Financial services investors face a long summer of hunting for clues about the strength and direction of the economy after last week's interest rate hike by the Federal Reserve.
Data released last week indicated economic strength that, if maintained, would probably lead the central bank to raise rates again at its next monetary policy session eight weeks from today, on Aug 24.
Notably, last Friday the U.S. Labor Department reported that 268,000 new jobs were created in June. That was significantly more than expected, but at the same time the unemployment rate, which is calculated separately, edged upward to 4.3%, from 4.2% in May.
Data on the nonmanufacturing parts of the economy are due today, and on Thursday the latest figures for consumer credit will be released. Many observers think credit rebounded in May after a short-lived slowdown in April.
That would not be surprising, given that consumer confidence recently hit a 30-year high while the personal savings rate in May dropped to a record low of minus-1.2%.
"It will not be easy to persuade such confident people to trim their spending," said Ian Shepherdson of High Frequency Economics in Valhalla, N.Y. Consumer spending is the principal force behind the surge in economic growth that the Fed fears could set off inflation.
As Mr. Shepherdson sees it, Fed officials have raised rates a notch and are waiting to see what happens, "eyeball to eyeball with the nation's voracious consumers. We hope consumers blink first."
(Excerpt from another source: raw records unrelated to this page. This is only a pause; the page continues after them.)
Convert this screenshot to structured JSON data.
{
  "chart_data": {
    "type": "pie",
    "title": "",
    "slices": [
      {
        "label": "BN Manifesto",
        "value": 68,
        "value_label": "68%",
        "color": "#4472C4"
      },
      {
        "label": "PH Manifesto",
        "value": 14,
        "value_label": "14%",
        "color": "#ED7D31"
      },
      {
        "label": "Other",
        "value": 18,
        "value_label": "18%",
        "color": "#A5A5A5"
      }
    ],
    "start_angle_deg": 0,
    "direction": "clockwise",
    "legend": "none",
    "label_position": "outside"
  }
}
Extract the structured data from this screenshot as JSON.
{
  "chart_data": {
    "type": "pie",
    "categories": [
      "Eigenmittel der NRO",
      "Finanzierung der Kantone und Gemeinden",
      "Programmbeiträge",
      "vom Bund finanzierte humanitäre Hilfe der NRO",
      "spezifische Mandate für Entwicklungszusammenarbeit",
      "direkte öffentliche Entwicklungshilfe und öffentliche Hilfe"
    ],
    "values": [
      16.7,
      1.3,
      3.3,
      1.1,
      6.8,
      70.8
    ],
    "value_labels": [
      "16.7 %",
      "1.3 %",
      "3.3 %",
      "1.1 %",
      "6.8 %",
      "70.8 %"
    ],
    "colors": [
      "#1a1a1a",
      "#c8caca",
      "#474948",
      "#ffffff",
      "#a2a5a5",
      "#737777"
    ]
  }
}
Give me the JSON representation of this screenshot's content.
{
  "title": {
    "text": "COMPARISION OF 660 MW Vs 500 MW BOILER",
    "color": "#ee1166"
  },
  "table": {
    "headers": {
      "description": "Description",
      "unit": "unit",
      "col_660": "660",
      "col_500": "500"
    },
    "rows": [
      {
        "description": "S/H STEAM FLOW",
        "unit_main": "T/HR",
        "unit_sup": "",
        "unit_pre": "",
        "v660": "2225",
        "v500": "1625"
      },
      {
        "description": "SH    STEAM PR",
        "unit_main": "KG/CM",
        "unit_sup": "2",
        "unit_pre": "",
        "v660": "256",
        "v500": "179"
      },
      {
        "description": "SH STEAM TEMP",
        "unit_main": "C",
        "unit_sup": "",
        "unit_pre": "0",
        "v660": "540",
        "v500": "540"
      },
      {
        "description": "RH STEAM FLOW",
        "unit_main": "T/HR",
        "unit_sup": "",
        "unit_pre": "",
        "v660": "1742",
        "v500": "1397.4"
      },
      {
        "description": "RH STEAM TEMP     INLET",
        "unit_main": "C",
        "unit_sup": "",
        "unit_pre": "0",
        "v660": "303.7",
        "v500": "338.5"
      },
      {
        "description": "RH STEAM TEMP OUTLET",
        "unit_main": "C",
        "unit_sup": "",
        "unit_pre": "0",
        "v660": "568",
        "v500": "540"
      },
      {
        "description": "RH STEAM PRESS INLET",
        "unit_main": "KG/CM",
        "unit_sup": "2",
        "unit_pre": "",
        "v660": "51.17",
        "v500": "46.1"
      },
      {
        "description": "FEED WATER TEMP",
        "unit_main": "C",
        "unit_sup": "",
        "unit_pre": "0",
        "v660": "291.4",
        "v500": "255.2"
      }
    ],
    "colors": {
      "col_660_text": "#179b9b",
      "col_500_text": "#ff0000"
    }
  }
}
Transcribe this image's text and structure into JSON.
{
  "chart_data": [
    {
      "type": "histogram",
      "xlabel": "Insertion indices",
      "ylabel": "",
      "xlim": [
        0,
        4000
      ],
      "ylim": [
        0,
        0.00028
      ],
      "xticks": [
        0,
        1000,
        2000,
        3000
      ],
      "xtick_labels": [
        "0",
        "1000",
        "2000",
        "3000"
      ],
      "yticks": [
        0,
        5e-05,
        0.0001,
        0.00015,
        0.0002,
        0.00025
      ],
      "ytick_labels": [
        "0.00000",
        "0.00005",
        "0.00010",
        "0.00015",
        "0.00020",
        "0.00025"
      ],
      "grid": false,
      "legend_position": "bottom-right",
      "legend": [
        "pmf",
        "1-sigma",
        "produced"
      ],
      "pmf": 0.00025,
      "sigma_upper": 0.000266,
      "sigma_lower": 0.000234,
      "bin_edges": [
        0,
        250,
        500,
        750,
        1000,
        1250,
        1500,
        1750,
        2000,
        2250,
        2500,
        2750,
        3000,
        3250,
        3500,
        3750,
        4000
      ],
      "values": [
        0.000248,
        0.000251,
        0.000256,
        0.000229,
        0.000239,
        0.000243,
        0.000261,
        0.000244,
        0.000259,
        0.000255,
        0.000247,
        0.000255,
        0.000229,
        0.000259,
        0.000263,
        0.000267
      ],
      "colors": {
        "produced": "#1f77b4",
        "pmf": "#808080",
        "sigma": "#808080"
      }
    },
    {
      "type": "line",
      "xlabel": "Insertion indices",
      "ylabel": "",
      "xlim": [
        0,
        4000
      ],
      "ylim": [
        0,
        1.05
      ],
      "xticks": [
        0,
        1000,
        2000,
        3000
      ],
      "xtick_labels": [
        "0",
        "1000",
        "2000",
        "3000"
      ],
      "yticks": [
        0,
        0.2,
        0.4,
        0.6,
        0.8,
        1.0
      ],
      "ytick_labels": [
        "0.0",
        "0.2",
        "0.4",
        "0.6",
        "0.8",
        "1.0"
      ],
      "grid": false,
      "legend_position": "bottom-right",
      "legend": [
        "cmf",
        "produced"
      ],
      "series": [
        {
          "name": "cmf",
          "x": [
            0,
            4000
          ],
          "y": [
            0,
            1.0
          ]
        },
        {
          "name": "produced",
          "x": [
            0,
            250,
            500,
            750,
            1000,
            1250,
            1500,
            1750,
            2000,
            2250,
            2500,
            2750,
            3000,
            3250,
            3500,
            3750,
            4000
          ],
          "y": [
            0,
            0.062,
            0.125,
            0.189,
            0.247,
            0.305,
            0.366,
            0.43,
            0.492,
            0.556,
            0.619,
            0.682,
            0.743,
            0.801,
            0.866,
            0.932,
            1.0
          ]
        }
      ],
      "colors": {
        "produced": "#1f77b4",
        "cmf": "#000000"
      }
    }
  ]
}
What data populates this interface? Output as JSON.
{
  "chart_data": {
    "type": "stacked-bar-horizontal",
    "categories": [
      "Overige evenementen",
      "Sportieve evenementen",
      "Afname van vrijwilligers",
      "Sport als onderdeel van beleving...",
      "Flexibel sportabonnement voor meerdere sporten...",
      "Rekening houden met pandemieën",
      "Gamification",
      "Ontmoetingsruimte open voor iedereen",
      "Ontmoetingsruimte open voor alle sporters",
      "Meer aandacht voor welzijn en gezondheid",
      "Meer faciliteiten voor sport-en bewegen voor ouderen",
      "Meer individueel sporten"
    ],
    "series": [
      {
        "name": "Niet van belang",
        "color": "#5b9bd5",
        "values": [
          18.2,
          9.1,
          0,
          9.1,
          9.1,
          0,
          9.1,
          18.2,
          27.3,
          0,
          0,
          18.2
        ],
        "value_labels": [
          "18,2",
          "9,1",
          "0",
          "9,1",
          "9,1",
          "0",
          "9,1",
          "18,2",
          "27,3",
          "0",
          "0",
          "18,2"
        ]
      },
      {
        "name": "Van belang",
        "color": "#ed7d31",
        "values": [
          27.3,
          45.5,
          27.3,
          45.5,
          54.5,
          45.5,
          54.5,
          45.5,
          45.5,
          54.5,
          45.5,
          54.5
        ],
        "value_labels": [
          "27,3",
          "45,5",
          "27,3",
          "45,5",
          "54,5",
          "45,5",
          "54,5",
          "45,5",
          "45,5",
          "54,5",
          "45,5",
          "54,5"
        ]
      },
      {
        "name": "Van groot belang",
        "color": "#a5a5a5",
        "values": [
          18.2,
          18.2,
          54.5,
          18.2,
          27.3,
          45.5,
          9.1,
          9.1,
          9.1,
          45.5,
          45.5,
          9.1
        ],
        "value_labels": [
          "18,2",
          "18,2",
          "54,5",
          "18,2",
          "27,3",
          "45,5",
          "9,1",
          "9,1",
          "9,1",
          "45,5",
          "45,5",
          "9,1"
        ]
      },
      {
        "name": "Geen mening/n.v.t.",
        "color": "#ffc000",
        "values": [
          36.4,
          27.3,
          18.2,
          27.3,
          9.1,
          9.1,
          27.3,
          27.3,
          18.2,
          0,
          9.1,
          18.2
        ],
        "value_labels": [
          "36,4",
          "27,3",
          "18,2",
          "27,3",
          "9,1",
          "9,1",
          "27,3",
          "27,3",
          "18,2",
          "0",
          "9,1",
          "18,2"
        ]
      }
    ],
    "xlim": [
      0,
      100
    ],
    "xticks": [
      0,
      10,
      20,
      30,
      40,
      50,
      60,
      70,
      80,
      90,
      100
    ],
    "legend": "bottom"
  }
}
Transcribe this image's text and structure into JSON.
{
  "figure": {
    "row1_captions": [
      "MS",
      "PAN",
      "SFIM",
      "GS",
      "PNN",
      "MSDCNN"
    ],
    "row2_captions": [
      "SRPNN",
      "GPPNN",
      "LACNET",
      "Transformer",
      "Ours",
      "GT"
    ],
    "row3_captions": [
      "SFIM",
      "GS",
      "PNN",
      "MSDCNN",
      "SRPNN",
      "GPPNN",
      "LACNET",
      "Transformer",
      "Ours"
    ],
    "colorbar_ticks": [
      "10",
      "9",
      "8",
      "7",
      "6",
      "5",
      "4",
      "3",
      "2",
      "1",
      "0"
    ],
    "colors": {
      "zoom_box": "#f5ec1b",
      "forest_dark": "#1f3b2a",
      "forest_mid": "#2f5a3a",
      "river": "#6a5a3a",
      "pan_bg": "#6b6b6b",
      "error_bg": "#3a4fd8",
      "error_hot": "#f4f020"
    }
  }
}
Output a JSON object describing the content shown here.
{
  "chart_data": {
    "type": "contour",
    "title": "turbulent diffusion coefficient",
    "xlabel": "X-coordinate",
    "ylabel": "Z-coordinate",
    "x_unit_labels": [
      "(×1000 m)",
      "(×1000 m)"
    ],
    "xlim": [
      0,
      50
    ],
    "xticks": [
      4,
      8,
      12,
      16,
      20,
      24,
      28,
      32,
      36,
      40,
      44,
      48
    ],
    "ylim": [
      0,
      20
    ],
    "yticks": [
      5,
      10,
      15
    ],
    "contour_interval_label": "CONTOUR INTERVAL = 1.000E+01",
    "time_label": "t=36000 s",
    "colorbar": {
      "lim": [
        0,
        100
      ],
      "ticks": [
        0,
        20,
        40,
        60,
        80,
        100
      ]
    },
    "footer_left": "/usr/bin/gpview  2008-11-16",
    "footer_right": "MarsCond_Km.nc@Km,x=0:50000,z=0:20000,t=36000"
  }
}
Interest rates and the state of the stock market principally determine the level of consumer confidence, the economist said. In fact, the stock market may have become paramount, "which makes the Fed's task all the more difficult."
With the market assuming such an unprecedented role, the Fed has no real way of knowing what combination of interest rates and stock prices would produce the desired slowing of consumer spending, he said.
Many economists think the Fed is heading toward further rate hikes, despite the central bank's statement that it is no longer leaning toward a tighter policy and has returned to a neutral monetary posture.
"Remember that in 1994 the Fed raised rates five times, including at three successive meetings," Mr. Shepherdson said, "and dropped the tightening bias after each one."
Some observers think the economy's powerful forward momentum may even accelerate through the summer.
"The economy could gain considerable momentum from the personal savings rate falling to 1.5% in the third quarter," said David A. Levy, forecasting director at the Levy Economics Institute of Bard College in Annandale-on- Hudson, N.Y.
If so, "the central bank would be under pressure to aggressively raise rates until either the economy slowed or the stock market fell sharply," he said. "Merely the perception that the Fed was ready to execute multiple rate hikes might severely damage stock prices."
And Mr. Levy asserted that "the stock market is no longer a subplot in this economy. It is the central story.
"The enormous amount of wealth created by the market in just four years has increased personal consumption, home building, nonresidential construction, equipment investment, and employment," he said. "These wealth effects are stronger and more widespread than they appeared just a few months ago."
On the other hand, inflationary pressure, the usual stimulus for higher rates, is hard to find. It was not a major factor in the latest jobs report.
"Wage pressure remains tame," said Stan Shipley, a senior economist at Merrill Lynch & Co. "Hourly wages rose 0.4% for June and were up 3.7% from a year ago, exactly in line with the performance of the past four years."
"Productivity growth has accelerated during the past year," he said, "so unit labor costs, the raw ingredient of inflation, have actually decelerated. At the same time, the capacity utilization rate is only 79.7%.
"It is hard to see where inflation is supposed to come from under those circumstances."